Cats that are presented for routine surgery such as neutering should be fit and healthy. Every animal is examined prior to the administration of an anaesthetic but if you feel your cat is acting abnormally in any respect please tell us when it is admitted. It is important that cats have an empty stomach when they are anaesthetised. We request that no food is offered after 7pm on the day before surgery. Water should not be withheld at any point.

We use the safest anaesthetic agents currently available and your pet is monitored very closely during the whole process. However, any general anaesthetic carries an element of risk. This risk can be increased by obesity and concurrent disease which is not detectable on a physical examination alone. For this reason we may refuse to carry out routine procedures on grossly obese animals until a weight loss regime has been successfully implemented. We can advise you on how to achieve this safely.

The possibility of undetected concurrent disease increases with an animal’s age. Pre-operative blood testing can highlight hidden issues and is particularly important in older patients. Renal disease is very common in cats over eight years of age. Anaesthetising a cat with renal disease can exacerbate underlying renal damage. This can be prevented by administering intravenous fluids. We advise that all cats over eight years of age have a pre-anaesthetic blood test and are given intravenous fluids before, during and immediately after anaesthesia. Cats with existing kidney disease are routinely anaesthetised successfully, but we advise they remain hospitalised on intravenous fluids until the day after the anaesthetic.

Post-operative Care

This is very much dependent on the surgery that was undertaken but there are some general guidelines. Your cat should be kept in a room temperature environment on a comfortable, clean pet bed. Disturbance should be kept to minimum. The anaesthetic agents are metabolised very quickly but some of the drugs used in common pre-med injections can have effects lasting 24hrs. This may result in your pet being quite sleepy the evening after an anaesthetic. Water should always be available and a light meal should be offered later in the evening. Pain killing medication would have been dispensed if it was considered appropriate. However, if you feel your pet is uncomfortable please contact us.
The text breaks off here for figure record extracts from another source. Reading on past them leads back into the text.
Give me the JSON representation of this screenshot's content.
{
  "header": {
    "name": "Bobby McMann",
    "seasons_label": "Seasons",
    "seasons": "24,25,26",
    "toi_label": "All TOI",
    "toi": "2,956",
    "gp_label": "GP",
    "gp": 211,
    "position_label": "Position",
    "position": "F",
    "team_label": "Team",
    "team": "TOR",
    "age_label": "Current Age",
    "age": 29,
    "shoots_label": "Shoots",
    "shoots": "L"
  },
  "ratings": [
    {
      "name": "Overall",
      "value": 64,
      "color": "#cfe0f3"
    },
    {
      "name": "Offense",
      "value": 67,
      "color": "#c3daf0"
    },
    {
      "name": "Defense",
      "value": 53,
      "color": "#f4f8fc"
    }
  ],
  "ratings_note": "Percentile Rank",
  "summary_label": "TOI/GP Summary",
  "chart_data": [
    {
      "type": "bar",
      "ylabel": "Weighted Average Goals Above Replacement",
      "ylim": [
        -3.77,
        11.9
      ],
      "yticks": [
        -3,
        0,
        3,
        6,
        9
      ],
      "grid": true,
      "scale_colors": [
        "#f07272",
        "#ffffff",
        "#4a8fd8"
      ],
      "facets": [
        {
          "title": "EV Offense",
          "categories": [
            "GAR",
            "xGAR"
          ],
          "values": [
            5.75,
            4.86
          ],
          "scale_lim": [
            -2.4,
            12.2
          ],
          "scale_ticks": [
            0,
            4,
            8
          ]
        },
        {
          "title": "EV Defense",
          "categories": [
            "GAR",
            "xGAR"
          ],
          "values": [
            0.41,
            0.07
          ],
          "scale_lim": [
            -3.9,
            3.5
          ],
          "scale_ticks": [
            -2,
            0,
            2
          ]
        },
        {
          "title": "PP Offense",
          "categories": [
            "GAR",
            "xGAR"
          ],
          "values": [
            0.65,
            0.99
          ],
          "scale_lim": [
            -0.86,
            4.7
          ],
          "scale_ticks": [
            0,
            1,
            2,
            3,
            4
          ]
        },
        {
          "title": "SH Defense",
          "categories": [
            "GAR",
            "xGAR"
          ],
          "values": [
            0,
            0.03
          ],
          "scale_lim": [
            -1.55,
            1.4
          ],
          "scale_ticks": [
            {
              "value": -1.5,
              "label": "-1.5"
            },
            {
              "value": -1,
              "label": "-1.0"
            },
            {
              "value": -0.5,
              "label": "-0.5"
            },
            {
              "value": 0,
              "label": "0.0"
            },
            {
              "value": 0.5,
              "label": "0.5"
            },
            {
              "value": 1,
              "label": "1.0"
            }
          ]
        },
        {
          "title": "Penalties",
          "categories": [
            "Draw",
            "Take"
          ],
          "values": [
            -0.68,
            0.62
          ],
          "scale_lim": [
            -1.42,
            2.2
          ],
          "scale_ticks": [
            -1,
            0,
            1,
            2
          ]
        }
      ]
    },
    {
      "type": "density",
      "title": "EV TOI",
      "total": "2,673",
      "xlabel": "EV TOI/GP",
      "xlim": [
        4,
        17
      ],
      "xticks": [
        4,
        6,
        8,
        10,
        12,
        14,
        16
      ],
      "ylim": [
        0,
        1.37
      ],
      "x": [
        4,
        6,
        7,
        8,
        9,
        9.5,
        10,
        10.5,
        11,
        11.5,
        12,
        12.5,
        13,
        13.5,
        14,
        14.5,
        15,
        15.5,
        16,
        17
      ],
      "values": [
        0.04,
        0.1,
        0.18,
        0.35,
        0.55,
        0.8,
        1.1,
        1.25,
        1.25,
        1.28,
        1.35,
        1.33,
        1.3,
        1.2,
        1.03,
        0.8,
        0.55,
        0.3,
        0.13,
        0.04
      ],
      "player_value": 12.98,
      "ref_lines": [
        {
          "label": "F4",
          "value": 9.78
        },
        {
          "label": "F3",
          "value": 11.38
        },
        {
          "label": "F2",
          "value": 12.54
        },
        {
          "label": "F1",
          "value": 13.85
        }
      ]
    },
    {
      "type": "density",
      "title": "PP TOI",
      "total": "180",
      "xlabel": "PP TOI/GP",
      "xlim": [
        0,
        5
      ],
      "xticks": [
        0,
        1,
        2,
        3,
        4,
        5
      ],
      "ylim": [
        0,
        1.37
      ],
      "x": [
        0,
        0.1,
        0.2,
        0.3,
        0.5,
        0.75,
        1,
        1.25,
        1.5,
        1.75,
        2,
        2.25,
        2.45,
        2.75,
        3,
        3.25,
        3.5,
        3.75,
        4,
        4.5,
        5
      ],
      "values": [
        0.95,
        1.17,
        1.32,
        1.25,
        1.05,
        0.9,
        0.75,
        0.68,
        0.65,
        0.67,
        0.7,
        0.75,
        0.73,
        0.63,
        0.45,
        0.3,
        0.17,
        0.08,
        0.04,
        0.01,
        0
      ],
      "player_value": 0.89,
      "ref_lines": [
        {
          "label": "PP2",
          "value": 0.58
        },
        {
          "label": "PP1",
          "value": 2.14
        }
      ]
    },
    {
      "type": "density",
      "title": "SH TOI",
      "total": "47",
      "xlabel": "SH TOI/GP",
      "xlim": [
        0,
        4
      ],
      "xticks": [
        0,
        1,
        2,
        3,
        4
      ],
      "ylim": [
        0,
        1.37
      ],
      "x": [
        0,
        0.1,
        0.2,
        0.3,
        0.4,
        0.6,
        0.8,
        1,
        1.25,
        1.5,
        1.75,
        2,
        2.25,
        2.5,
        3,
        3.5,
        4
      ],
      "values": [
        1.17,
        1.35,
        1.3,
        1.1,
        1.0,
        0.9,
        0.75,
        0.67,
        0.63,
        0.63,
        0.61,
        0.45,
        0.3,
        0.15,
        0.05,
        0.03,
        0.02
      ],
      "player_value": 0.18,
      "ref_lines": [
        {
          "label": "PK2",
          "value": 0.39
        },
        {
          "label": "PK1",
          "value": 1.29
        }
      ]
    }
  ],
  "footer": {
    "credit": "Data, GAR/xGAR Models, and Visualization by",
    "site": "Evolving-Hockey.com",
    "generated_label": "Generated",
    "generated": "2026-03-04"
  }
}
If your cat has skin sutures it is vital that they cannot traumatise the surgical site. An Elizabethan or buster collar would have been provided if  appropriate. Some cats resent having these collars fitted, but all cats will adapt to them given sufficient time. They are the only reliable method of preventing self trauma which can have extremely serious consequences. A cat is quite capable of opening an abdominal incision within minutes allowing the exteriorisation and damage of internal organs.  Cats should be confined to the house until the skin sutures are removed and should not be allowed out with a buster collar fitted.

Its is a common myth that a cat’s lick has healing properties. This is a total fallacy. Licking a wound will cause a suture line infection. This can result in the incision opening  requiring a repeat surgery with the associated costs.